Miguel’s willingness to act in a caretaker role for Rondell almost echoes the relationship that Miguel had with his own older brother, Diego. Although peppered with constant physical conflicts, the reader gets the sense of the intense emotional bond that existed between the siblings. Miguel recalls a beach trip with Diego, during which the older boy positioned their blanket near a group of attractive girls. Diego postures and dives into the water in an effort to impress them; his efforts are negated when he and Miguel motion to the female lifeguard to save them from drowning. She shouts that they should merely stand up in the waist-deep water. Miguel tells the story with such affection and humor that the reader sees the positive side of their time together. In contrast, Miguel shuts down emotionally upon realizing that Mong has committed suicide, helpless and alone again in the face of tragedy. Despite his own posturing as a disaffected youth, Miguel is intuitive and generous in spirit. He is deeply touched by the inequities that Mong’s young life has entailed, and tries to reconcile the concept of a loving father who would instill a lifelong love of the ocean in Mong’s heart prior to attempting to murder the boy when darker times occurred.
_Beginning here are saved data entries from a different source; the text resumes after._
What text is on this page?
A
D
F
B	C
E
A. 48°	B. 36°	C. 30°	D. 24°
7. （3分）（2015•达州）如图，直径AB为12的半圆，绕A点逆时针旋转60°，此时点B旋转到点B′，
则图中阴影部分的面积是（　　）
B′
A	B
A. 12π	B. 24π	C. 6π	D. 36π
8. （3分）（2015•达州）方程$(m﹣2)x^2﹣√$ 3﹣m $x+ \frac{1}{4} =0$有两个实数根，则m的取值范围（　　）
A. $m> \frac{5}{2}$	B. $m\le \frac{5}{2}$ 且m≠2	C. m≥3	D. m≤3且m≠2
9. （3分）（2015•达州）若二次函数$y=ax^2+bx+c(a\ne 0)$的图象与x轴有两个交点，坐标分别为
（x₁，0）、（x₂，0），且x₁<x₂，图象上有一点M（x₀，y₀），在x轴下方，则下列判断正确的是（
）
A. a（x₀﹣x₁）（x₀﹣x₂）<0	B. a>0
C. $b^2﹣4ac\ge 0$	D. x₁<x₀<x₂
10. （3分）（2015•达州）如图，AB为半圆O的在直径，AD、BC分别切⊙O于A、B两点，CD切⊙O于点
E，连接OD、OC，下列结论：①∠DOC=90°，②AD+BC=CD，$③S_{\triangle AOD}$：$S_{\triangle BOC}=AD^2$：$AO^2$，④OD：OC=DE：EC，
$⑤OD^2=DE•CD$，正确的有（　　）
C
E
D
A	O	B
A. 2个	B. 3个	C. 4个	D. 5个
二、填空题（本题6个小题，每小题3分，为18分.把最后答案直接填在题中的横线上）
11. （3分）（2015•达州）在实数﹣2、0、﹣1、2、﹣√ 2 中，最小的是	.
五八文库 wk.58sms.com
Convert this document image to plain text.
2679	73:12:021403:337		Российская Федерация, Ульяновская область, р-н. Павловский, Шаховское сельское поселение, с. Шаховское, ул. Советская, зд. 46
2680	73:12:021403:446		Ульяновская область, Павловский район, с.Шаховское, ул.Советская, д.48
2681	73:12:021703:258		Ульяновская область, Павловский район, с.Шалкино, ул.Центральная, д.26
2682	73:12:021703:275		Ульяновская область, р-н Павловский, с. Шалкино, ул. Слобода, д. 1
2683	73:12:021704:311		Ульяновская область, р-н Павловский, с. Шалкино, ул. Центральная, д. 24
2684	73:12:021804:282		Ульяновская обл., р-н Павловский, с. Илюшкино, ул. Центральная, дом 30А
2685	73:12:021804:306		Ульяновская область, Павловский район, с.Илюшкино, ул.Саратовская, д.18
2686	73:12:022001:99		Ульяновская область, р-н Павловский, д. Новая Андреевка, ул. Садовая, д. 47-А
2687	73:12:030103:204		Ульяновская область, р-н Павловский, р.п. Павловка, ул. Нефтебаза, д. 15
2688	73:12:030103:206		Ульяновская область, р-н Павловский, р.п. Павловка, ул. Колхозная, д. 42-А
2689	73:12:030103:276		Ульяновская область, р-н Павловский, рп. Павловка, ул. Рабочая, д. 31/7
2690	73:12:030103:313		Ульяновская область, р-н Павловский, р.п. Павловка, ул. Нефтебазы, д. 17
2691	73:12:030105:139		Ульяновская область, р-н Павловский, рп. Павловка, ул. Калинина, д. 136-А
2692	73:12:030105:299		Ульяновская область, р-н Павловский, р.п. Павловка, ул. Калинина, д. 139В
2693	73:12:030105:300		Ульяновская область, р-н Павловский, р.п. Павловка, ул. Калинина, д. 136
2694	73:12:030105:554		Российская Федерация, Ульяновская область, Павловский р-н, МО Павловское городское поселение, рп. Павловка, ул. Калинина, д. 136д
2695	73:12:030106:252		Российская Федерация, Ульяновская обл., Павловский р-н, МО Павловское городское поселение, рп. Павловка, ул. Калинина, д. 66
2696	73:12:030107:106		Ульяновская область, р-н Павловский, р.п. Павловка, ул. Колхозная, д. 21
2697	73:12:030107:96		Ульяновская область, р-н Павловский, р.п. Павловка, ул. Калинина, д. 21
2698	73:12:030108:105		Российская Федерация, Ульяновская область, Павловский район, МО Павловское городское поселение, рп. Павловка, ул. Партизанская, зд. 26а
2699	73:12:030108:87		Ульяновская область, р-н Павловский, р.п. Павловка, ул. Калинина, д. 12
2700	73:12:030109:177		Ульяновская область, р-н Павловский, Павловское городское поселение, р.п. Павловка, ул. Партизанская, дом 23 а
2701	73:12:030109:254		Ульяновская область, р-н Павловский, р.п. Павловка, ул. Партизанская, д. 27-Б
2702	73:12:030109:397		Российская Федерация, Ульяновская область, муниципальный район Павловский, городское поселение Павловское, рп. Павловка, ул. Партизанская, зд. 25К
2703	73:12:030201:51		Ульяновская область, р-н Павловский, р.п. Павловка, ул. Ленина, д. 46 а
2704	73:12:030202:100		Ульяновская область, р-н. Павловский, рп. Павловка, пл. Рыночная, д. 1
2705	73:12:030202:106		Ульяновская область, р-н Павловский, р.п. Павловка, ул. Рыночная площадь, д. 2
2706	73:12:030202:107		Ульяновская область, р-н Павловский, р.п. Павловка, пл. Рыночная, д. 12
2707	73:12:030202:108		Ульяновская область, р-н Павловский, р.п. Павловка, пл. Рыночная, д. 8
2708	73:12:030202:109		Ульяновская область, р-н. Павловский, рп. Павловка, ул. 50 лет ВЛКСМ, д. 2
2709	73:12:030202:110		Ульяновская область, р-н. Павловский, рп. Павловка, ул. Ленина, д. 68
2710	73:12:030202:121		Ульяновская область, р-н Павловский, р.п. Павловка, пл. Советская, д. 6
Mong uncharacteristically approached Miguel for conversation and intellectual companionship on the night prior to his death. Disinhibited by alcohol, he is not embittered or angry at the end, and merely expresses his love for all things. He is tired of the anger and fighting that have characterized him since his diagnosis with kidney failure. He feels that he has the gift of being able to see the future, and implies that he has long known how his life will end. Perceptive regarding his companion, Mong opines that Miguel is a decent person who is unable to forgive himself for a terrible mistake. On the morning of his suicide, he is in a deeply-removed spiritual state, entranced again by the sight of the ocean, and cannot be touched by the efforts of Miguel and Rondell to engage him with themselves, and the world, once again.